The struggle for women’s liberation is often framed in terms of the campaign to secure the vote in the early years of the 20th century. Less heralded is the way women in several Western nations acquired property rights in the middle decades of the 19th century.
Prior to that, the system of ‘coverture’ meant a woman transferred all her cash, bank deposits and any other moveable property to her husband upon marriage. Although she could own a house or some land, her husband was entitled to rent it and keep the profit.
The moral case for ending such an arrangement needs little explaining, but a new study shows that countries who expanded women’s property rights also saw a tangible economic benefit.

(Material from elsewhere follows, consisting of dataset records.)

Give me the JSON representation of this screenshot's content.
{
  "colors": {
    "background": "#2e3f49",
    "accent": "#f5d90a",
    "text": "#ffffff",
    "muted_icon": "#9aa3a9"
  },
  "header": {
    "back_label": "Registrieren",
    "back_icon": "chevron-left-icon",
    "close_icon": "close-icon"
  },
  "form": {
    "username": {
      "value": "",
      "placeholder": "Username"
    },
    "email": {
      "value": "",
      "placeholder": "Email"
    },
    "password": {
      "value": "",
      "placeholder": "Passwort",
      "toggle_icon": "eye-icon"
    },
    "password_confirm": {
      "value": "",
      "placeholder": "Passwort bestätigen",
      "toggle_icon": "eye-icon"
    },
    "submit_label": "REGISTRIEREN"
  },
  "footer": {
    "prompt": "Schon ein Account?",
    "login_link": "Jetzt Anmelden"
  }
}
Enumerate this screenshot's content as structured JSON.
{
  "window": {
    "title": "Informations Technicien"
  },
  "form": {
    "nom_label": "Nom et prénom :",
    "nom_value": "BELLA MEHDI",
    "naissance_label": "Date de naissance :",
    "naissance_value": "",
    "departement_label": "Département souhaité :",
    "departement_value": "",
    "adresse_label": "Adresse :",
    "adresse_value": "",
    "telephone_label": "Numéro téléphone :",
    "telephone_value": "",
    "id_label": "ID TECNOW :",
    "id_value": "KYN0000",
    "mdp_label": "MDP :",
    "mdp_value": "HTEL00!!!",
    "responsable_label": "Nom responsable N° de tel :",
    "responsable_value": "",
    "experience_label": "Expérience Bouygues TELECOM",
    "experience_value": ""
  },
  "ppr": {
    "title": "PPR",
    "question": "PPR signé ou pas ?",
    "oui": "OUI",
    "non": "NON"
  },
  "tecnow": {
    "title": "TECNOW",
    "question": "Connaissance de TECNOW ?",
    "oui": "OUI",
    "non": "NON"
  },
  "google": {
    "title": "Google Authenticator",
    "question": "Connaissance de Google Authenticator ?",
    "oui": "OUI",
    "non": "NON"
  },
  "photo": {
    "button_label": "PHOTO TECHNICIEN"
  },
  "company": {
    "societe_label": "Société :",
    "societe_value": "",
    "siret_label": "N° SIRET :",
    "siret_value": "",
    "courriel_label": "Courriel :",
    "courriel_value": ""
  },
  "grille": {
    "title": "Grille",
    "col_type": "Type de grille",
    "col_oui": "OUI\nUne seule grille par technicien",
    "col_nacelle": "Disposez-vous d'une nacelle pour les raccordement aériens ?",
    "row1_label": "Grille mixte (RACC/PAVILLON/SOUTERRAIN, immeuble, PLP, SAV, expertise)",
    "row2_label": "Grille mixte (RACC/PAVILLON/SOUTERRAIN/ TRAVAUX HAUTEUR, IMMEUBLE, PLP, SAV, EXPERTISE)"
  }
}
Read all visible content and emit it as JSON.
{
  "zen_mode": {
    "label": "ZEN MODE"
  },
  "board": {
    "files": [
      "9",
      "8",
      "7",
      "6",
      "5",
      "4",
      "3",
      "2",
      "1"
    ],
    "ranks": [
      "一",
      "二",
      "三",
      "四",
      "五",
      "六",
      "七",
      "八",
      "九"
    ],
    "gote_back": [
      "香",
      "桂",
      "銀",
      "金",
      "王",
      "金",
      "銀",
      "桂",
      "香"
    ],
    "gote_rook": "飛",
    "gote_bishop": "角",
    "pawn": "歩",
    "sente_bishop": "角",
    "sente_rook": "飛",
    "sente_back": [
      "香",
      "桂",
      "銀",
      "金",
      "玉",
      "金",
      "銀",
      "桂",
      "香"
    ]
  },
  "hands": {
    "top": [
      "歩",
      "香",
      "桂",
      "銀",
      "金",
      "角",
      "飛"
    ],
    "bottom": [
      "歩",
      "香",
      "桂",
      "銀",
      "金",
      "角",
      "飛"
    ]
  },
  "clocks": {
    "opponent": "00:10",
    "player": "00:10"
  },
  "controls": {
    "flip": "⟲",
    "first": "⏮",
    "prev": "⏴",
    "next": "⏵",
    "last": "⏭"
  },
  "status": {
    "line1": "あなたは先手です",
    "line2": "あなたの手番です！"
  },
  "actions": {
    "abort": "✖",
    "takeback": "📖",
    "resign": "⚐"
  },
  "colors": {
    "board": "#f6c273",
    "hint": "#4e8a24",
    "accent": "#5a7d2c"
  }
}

As academics Moshe Hazan, David Weiss, Hosny Zoabi explain, the discrimination of coverture had serious economic as well as social consequences:
Consider the perverse incentives that coverture created. It would have been imprudent for a single woman to put money in a bank, or to hold any other asset except real property, because her future husband would simply take it away from her. Parents who wanted to give their daughters gifts or bequests would have been equally hesitant to put money in a bank, and would have used real estate instead.
The trio’s research of the United States in the period before and after the end of coverture shows that enhancing the status of women galvanised the American economy. As the graph below shows, In states where women had more property rights, bank deposits and loans both grew, while interest rates fell.
The knock-on effect of lower interest rates and more money being loaned out, according to the trio, was an increase in industrialisation. That meant that the beneficiaries of non-discrimination were not just women, who now had more control over their own finances, but men who moved from punishing agricultural work into slightly less punishing and better paid industrial jobs.
None of this should come as any great surprise. As the likes of Paul Romer have shown, developing human capital is a crucial element of sustained economic success. That has profound implications for discrimination. Certainly, we ought to end unequal treatment as a moral affront. But a less discriminatory society is also one in which a greater number of people are able to realise their potential, to develop their human capital, which enriches us all.
This is another example of the way in which liberal social policies based on the rule of law are the handmaiden of successful economies. It’s certainly possible for a country to become wealthy without treating all its citizens equitably, but as the research above amply demonstrates, doing so is much quicker and easier when everyone gets a fair crack of the whip.
And while much of the discourse about the future focuses on the risks and opportunities of various tech panaceas — AI, automation, robots and so on — for the 40 per cent of countries where women still do not enjoy full property rights, there are easy economic wins just waiting to be realised.